After the event (also known as ATE) insurance is an arrangement between the claimant and an insurance company which will cover any additional costs above and beyond the “No Win No Fee” arrangement with a solicitor. We will make you fully aware of the terms of a No Win No Fee arrangement and the potential requirement for ATE insurance to limit any financial liabilities going forward. However, a number of rogue operators in the industry have been heavily censored by the Legal Ombudsman with many forced to cover tens of thousands of pounds in disbursements as well as compensation to clients.
Traditionally, ATE insurance will be acquired at the same time as a No Win No Fee arrangement is agreed.

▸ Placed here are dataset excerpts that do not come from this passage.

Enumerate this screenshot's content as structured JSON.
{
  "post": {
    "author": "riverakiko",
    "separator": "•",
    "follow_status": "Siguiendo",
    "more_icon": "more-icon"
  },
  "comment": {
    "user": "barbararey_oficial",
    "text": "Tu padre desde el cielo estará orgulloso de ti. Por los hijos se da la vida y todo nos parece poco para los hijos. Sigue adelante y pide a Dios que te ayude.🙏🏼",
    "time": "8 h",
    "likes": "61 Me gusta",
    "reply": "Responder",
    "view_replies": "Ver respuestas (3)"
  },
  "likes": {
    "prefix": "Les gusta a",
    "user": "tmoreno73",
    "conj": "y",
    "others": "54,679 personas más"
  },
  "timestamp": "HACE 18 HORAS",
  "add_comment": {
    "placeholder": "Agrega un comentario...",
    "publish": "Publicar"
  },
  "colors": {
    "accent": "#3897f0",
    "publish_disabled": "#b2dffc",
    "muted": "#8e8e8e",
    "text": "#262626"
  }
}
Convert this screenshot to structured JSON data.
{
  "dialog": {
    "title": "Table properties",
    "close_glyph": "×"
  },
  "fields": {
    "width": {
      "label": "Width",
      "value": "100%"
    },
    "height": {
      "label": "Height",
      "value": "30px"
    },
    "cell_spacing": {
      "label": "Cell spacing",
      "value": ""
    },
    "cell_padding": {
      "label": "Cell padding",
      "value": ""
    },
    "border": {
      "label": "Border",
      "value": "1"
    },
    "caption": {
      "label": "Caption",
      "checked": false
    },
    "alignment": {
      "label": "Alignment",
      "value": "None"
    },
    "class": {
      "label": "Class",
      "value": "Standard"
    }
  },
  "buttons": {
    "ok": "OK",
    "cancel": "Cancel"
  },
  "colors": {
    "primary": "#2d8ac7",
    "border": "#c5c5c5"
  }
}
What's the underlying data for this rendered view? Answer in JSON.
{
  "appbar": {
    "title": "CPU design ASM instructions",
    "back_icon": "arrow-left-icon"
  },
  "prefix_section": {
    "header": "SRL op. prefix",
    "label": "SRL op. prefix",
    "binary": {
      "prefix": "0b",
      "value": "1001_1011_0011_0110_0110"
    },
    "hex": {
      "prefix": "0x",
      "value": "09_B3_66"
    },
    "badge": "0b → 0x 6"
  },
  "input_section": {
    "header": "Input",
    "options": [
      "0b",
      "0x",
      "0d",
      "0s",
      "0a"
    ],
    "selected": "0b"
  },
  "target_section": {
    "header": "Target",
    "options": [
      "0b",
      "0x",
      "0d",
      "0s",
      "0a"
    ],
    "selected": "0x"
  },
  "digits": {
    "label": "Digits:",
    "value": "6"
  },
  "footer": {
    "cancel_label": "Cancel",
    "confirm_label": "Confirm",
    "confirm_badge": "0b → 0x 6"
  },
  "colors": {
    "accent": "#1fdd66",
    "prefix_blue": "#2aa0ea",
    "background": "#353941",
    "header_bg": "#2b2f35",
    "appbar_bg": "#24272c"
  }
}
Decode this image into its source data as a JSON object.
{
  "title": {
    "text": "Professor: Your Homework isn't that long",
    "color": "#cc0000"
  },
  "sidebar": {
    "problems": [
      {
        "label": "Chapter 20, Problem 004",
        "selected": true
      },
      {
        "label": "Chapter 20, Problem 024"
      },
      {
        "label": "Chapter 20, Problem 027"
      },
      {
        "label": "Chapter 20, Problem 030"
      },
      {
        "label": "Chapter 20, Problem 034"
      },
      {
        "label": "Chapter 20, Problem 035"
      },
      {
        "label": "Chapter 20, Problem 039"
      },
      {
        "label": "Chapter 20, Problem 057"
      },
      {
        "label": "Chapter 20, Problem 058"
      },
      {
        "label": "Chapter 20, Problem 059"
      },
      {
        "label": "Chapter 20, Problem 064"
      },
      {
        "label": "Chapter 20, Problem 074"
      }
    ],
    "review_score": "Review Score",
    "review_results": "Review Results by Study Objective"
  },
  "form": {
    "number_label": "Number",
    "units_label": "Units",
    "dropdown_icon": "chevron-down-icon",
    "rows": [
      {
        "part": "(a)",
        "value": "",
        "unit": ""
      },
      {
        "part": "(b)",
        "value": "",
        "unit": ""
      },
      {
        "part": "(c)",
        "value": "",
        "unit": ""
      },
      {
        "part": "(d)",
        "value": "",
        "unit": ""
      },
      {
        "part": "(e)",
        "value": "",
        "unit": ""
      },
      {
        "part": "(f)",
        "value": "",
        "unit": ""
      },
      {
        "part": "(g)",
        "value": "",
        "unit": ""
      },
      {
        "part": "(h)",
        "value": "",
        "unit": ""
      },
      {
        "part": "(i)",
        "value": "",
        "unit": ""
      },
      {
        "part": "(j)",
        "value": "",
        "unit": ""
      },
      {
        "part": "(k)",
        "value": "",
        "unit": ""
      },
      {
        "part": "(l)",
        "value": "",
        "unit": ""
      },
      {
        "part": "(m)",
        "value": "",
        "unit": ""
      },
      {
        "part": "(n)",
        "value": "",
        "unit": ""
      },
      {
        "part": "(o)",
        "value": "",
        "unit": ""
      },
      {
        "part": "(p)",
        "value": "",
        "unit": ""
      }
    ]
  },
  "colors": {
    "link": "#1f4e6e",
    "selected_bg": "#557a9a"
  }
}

In many cases these two particular arrangements go hand-in-hand and while many people might question the need for such cover, if the case is watertight, it can be a very useful safety net.
Specific ATE insurance premiums will reflect the underlying personal injury claim, chances of success and potential legal fees and disbursements. If the underlying case is relatively strong and ATE insurance cover is acquired at an early stage then the premium is likely to be relatively low. In some cases it may be required to arrange ATE insurance cover further down the line, perhaps when the outcome is a little less certain, although this could lead to an increase in the cost of the cover.
Aside from the insurance benefits of ATE cover it is worth noting that no premium payment is expected upfront. You will only pay the relevant premium if you win the case and this will be paid out of any compensation you receive. In the event that you lose the case, and all terms and conditions of the cover have been respected, you will pay nothing. This type of “self-insuring” policy obviously depends upon very strong cases traditionally with a minimum 60% chance of success. If the case is successful then the insurance premium is paid out of compensation.